A new research project has been awarded £10 million to design, implement and support policy in restoring landscapes, including drying peat soils in the Fens. The National Environmental Research Council (NERC) awarded the funding to the new Centre for Landscape Regeneration focusing on landscape restoration in the Fens, the Cairngorms, and the Lake District. 

UK agronomy service, Agrii, has launched a National Soil Resilience Strategy. The Green Horizons Soil Resilience Strategy (SRS) is a research and development based soil service aimed at building soil resilience and better soil management, providing flexible laboratory and field-based soil assessments. It is hoped the strategy will help farmers make the most of the Sustainable Farming Incentive soil standards and payments.

Farmers in Dorset are taking responsibility to reduce nitrogen pollution from soils that end up in Poole harbour. In the Poole Harbour catchment, farmers by 2023 are expected to not allow nutrient losses on their farms to exceed 18.1kg per hectare annually of nitrogen. Nitrogen losses from soil have increased over several decades, and the amount of nitrogen going into Poole harbour has more than doubled since 1960. 

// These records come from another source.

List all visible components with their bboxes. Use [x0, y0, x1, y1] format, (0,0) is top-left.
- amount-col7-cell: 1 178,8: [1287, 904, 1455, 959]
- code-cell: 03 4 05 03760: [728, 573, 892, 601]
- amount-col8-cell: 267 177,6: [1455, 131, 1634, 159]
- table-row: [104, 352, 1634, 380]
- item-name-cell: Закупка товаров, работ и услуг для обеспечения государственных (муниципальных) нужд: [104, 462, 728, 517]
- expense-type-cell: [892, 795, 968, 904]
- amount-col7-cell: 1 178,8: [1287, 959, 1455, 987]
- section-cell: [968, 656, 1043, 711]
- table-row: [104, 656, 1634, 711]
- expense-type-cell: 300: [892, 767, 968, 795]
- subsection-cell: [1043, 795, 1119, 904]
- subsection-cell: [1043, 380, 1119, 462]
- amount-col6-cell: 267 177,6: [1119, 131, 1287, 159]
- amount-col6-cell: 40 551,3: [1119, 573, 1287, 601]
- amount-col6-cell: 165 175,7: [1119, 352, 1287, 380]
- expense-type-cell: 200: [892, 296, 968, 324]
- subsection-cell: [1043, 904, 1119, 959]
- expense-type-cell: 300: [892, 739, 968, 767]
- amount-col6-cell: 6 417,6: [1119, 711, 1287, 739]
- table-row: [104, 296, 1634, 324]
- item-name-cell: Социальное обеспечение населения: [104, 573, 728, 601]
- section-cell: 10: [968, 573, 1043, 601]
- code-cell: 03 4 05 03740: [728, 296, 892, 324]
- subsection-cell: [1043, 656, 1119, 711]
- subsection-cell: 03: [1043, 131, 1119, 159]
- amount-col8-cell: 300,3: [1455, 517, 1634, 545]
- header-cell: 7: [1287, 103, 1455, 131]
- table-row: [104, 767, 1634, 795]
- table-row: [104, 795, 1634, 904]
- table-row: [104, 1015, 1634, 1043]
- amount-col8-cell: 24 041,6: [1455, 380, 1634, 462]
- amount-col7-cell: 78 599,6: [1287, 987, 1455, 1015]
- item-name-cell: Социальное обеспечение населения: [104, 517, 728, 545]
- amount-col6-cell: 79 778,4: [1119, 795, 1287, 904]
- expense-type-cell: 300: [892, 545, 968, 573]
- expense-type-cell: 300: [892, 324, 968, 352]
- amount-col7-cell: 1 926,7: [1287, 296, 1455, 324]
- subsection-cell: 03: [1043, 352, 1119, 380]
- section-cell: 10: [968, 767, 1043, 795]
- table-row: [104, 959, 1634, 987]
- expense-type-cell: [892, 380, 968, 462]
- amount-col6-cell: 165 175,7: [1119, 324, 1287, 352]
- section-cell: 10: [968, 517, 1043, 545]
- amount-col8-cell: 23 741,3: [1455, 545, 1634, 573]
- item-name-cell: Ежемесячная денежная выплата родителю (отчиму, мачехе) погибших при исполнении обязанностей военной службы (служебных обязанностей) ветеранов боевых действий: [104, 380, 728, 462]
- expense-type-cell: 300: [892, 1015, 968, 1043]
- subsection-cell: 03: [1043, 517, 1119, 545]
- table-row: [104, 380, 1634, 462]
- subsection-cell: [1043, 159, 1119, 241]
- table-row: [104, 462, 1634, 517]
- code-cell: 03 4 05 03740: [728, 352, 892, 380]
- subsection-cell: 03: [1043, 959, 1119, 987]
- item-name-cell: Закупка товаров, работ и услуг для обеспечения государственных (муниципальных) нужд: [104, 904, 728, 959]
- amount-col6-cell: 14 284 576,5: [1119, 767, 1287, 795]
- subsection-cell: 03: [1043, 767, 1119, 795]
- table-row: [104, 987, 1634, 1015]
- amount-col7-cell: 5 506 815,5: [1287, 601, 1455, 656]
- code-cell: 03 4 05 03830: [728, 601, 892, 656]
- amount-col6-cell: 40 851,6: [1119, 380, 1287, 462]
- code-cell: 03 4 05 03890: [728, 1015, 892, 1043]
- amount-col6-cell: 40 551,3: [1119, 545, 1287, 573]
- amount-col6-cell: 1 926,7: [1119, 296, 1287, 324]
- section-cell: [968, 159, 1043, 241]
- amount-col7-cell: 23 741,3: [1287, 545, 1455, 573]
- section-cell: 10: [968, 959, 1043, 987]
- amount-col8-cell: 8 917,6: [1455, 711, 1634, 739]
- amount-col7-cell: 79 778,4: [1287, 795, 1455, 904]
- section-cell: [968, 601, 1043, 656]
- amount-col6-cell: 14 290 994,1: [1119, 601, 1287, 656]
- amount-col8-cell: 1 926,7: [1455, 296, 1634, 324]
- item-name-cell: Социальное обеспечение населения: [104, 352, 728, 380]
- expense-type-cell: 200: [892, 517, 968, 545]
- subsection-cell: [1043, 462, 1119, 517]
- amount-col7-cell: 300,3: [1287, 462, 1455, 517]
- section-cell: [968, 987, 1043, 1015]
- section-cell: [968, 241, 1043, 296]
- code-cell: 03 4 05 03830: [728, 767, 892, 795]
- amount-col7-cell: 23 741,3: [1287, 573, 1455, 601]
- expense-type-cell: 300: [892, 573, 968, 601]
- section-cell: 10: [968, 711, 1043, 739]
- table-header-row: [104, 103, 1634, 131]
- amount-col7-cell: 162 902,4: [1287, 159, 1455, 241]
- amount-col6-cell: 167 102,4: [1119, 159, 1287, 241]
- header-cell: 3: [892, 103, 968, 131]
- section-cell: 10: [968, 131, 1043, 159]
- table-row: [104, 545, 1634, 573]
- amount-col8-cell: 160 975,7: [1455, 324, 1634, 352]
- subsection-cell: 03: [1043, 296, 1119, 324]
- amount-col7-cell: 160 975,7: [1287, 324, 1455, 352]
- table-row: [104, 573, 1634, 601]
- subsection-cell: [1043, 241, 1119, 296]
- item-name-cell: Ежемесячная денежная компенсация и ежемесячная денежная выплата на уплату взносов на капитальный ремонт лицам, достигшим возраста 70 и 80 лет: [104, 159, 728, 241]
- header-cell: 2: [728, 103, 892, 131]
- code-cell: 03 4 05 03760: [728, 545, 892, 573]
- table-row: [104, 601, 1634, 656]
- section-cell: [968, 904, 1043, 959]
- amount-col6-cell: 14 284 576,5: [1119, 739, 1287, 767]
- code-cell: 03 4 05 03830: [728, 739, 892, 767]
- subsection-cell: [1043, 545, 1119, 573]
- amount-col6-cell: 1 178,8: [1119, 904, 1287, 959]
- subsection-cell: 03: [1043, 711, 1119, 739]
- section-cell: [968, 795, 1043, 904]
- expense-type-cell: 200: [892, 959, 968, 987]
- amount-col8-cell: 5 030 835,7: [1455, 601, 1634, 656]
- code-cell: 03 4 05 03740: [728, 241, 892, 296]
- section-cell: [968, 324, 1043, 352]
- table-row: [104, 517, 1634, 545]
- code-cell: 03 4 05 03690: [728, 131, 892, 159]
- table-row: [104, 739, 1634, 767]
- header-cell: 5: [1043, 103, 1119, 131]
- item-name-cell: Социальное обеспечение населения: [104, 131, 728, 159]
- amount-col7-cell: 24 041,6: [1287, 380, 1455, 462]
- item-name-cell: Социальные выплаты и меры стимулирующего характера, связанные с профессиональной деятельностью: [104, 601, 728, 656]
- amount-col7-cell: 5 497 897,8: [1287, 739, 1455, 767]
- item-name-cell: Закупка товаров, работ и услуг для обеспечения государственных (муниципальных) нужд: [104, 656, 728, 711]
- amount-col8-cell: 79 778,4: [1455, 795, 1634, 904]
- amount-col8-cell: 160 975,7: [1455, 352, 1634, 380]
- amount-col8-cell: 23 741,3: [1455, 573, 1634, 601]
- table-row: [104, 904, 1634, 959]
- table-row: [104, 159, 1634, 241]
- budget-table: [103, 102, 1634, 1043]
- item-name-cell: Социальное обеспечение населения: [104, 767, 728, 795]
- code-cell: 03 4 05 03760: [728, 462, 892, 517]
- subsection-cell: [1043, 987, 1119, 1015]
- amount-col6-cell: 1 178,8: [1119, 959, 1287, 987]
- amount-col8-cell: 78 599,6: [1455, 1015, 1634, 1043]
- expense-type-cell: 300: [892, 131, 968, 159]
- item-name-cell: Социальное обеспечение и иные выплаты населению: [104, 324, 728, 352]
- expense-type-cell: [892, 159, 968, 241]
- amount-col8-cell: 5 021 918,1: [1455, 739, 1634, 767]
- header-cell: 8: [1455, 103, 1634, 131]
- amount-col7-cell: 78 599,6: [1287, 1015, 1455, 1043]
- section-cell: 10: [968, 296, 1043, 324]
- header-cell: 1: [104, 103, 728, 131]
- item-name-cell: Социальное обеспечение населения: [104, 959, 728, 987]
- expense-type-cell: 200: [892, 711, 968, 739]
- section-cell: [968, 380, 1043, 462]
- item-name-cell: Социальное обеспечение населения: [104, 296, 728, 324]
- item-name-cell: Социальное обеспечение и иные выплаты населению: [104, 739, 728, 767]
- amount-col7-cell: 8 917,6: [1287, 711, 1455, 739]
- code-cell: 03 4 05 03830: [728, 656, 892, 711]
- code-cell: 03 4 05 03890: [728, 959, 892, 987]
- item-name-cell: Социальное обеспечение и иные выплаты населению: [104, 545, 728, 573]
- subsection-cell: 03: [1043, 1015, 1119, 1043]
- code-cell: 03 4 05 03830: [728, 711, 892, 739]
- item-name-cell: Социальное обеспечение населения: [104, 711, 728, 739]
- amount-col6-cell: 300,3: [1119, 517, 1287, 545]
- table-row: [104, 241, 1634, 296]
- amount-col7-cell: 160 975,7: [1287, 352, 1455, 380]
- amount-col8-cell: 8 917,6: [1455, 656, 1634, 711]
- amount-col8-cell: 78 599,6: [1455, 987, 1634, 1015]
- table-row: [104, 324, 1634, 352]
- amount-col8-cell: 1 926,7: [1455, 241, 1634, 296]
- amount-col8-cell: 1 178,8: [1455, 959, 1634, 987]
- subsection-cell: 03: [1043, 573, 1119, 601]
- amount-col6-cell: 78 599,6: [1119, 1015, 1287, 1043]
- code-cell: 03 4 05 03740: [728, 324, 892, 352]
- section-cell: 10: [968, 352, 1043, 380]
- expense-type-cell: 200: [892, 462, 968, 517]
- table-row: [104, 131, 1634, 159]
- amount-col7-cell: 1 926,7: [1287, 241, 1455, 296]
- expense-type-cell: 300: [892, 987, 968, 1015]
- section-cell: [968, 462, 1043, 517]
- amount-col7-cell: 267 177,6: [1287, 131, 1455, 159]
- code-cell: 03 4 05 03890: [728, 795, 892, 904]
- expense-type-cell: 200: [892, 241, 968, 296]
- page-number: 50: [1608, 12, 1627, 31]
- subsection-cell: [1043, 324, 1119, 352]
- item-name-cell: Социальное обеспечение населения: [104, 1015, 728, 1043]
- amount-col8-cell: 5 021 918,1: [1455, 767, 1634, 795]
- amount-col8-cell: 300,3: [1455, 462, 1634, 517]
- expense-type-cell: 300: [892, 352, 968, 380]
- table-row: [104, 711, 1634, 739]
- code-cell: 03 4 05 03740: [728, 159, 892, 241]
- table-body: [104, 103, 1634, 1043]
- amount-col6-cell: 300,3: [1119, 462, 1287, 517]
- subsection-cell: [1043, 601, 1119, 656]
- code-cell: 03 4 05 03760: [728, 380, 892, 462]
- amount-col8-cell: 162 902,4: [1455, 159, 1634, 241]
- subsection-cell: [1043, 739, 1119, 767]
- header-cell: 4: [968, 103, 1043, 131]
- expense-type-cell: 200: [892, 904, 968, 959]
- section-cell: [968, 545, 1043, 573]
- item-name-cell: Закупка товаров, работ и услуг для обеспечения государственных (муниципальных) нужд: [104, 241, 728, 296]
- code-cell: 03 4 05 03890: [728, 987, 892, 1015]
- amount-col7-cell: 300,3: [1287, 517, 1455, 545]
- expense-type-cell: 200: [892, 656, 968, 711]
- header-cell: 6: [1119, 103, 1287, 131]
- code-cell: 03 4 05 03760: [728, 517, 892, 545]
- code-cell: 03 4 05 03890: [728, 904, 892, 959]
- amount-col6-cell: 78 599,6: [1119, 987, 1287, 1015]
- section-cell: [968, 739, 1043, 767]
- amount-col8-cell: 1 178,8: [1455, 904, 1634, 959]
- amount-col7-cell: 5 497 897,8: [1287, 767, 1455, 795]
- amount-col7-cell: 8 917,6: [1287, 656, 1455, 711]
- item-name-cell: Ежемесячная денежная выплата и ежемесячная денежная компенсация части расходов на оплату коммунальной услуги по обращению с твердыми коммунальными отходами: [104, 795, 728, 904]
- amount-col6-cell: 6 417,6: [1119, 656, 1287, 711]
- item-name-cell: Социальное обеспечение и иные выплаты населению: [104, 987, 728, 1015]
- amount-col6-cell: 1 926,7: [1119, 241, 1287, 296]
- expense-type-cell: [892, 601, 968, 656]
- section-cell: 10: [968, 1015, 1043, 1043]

A study in response to the EU’s Farm to Fork strategy and its aim of reducing fertiliser use by 20%, concludes that large amounts of phosphorus are being removed from agricultural soils. Phosphorus in agricultural soils is predominantly being lost from crop harvesting in comparison to the removal of crop residues like stalks and stubble. The study looked at phosphorus removal in 220 crops across the EU and the UK. 

According to a new report by the ‘Sustainable economic and ecological grazing systems - learning from innovative practitioners’ project (SEEGSLIP), grassland pastures are important for soil and plants. Through maintaining and managing grasslands, interactions between soil and plants can develop, including fungi arising as the main microbial indicator of soil health.